8.7 Character encoding
Character encoding is rarely an issue for alphabetical languages (e.g. English) that use
ASCII characters. For many other languages that use different writing systems,
especially for multilingual corpora that contain a wide range of writing systems,
encoding is important if one wants to display the corpus properly or facilitate data
interchange. For example, Chinese can be encoded using GB2312 (simplified
Chinese), Big5 (traditional Chinese) or Unicode (UTF-8, UTF-7 or UTF-16). Both
GB2312 and Big5 are 2-byte encoding systems that require language specific
operating systems or language support packs if the Chinese characters encoded are to
be displayed properly. Language specific encoding systems such as these make data
interchange problematic. It is also quite impossible to display a document containing
both simplified and traditional Chinese using these encoding systems.

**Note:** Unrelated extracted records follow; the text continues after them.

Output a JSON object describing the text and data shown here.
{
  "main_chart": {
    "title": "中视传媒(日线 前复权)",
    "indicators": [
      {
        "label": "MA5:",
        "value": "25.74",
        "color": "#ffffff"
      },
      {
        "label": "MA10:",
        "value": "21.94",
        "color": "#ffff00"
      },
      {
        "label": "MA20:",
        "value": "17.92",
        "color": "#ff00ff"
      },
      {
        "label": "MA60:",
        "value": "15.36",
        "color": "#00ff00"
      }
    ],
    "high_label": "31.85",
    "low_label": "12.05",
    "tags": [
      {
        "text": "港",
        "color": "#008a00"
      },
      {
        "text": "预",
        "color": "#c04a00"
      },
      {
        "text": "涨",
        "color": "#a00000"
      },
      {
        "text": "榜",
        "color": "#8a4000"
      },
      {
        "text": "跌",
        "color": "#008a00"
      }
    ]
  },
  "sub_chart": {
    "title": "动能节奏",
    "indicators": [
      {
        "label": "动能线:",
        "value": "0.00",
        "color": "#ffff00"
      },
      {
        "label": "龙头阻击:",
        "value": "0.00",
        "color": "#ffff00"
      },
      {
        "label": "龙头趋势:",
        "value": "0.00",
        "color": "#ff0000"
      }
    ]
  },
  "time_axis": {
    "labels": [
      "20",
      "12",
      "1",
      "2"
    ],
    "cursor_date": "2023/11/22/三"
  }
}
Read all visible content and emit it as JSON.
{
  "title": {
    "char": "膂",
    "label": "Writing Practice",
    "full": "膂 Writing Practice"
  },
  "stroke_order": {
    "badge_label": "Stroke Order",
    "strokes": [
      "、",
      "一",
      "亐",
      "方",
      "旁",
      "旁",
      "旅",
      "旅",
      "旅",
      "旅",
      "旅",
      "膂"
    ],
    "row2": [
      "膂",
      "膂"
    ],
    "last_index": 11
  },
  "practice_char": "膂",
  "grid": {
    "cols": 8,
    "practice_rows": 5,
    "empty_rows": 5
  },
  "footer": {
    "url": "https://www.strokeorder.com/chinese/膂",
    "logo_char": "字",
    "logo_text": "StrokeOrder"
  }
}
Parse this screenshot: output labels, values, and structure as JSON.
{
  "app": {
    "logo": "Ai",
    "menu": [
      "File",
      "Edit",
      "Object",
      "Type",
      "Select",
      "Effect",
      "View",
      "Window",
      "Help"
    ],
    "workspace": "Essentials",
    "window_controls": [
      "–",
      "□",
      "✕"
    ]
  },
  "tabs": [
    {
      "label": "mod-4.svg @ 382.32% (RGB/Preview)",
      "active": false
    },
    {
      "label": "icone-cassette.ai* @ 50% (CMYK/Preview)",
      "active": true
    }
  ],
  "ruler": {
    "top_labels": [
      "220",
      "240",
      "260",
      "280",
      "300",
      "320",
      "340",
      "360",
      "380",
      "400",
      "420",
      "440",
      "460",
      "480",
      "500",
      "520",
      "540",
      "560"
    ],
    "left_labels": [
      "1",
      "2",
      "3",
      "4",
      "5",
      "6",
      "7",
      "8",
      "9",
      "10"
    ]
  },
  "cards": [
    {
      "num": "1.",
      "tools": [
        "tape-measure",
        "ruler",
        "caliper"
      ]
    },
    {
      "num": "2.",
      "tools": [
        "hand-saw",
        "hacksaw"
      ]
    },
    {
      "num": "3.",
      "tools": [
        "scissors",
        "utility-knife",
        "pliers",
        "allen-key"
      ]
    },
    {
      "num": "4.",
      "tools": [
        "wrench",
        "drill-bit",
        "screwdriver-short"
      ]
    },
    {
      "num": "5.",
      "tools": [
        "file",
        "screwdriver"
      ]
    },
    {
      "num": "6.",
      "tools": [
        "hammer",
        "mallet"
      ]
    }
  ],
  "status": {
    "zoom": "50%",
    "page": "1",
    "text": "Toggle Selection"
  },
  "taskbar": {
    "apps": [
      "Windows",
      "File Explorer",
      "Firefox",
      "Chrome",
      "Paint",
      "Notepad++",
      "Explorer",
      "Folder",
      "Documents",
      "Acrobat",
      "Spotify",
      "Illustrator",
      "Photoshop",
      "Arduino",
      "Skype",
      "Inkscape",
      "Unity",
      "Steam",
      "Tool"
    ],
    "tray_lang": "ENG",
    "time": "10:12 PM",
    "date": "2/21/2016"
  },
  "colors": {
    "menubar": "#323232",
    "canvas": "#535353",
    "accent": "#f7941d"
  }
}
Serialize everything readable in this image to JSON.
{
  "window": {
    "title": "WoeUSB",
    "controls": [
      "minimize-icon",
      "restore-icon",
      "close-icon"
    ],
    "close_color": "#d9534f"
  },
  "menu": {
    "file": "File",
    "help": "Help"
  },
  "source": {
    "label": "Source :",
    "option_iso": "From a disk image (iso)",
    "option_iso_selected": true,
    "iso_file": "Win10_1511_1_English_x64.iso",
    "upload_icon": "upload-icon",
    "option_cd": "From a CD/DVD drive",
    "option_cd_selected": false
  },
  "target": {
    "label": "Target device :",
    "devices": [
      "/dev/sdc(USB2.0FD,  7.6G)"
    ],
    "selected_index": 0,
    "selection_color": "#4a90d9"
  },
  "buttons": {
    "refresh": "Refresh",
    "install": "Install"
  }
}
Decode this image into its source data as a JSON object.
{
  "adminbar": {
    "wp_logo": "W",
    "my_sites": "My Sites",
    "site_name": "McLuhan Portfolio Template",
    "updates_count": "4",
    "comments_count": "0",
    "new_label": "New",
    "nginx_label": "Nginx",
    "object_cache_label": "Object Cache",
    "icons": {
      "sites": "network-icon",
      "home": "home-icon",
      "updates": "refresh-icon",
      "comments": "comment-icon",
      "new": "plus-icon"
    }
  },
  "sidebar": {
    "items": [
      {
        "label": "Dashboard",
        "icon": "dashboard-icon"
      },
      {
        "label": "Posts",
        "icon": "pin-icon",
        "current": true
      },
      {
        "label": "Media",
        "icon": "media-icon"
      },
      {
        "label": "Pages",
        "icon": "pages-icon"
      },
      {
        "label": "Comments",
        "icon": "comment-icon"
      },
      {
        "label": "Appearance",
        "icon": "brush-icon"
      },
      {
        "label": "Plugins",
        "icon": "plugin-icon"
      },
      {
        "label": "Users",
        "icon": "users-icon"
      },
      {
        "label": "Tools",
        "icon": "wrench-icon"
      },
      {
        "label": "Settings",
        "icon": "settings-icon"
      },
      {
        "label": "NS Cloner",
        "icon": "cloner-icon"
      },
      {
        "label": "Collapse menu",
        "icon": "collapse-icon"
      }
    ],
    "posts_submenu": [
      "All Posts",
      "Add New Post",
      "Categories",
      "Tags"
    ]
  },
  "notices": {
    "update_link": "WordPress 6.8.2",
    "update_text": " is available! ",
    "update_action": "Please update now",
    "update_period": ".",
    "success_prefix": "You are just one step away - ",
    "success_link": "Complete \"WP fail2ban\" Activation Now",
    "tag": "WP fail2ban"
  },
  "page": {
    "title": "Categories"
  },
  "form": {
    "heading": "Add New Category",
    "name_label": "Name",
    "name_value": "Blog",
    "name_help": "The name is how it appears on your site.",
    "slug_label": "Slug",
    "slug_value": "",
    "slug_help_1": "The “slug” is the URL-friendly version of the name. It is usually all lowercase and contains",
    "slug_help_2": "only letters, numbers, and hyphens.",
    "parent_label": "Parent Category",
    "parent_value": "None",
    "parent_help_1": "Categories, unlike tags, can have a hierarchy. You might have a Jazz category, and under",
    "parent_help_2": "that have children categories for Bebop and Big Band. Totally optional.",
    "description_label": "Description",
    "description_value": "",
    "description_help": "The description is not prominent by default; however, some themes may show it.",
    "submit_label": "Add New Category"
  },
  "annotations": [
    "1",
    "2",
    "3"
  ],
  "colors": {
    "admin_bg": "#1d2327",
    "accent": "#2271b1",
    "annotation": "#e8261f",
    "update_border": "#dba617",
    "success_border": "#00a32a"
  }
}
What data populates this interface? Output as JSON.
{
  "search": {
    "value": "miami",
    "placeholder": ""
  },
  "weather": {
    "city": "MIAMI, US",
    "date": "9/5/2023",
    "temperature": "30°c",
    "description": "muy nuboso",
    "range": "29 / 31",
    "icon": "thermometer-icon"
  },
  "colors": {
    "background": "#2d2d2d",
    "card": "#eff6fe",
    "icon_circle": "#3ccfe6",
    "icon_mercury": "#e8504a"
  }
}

     Unicode solves all of these problems. Unicode is truly multilingual in that it can
display the characters of a very large number of writing systems. Hence, a general
trend in corpus building is to encode corpora (especially multilingual corpora) using
Unicode (e.g. the EMILLE corpora, cf. McEnery, Baker, Gaizauskas and
Cunningham 2000). Corpora encoded in Unicode can also take advantage of the latest
Unicode-compliant concordancers such as Xaira (Burnard and Todd 2003) and
WordSmith version 4 (Scott 2003).
8.8 Unit summary and looking ahead
This unit discussed the principal considerations involved in the creation of DIY
corpora, namely, corpus size, balance and representativeness, data capture, corpus
markup, annotation and character encoding. Throughout our discussion we have
emphasized that almost every decision (with the exception of corpus encoding) is
closely related to the research question one wishes to address using the corpus, though
pragmatic considerations such as the availability of machine-readable data and the
reliability of automatic processing tools may also affect one’s decisions. We have also
shown that the key concepts introduced in units 2–4 are a useful guide to the
construction of DIY corpora.
     A key theme of this unit is the usefulness of the world-wide-web in the
construction of DIY corpora. The Internet is an important source of machine-readable
data. It also provides many corpus processing tools such as those that facilitate
downloading web pages and markup conversion.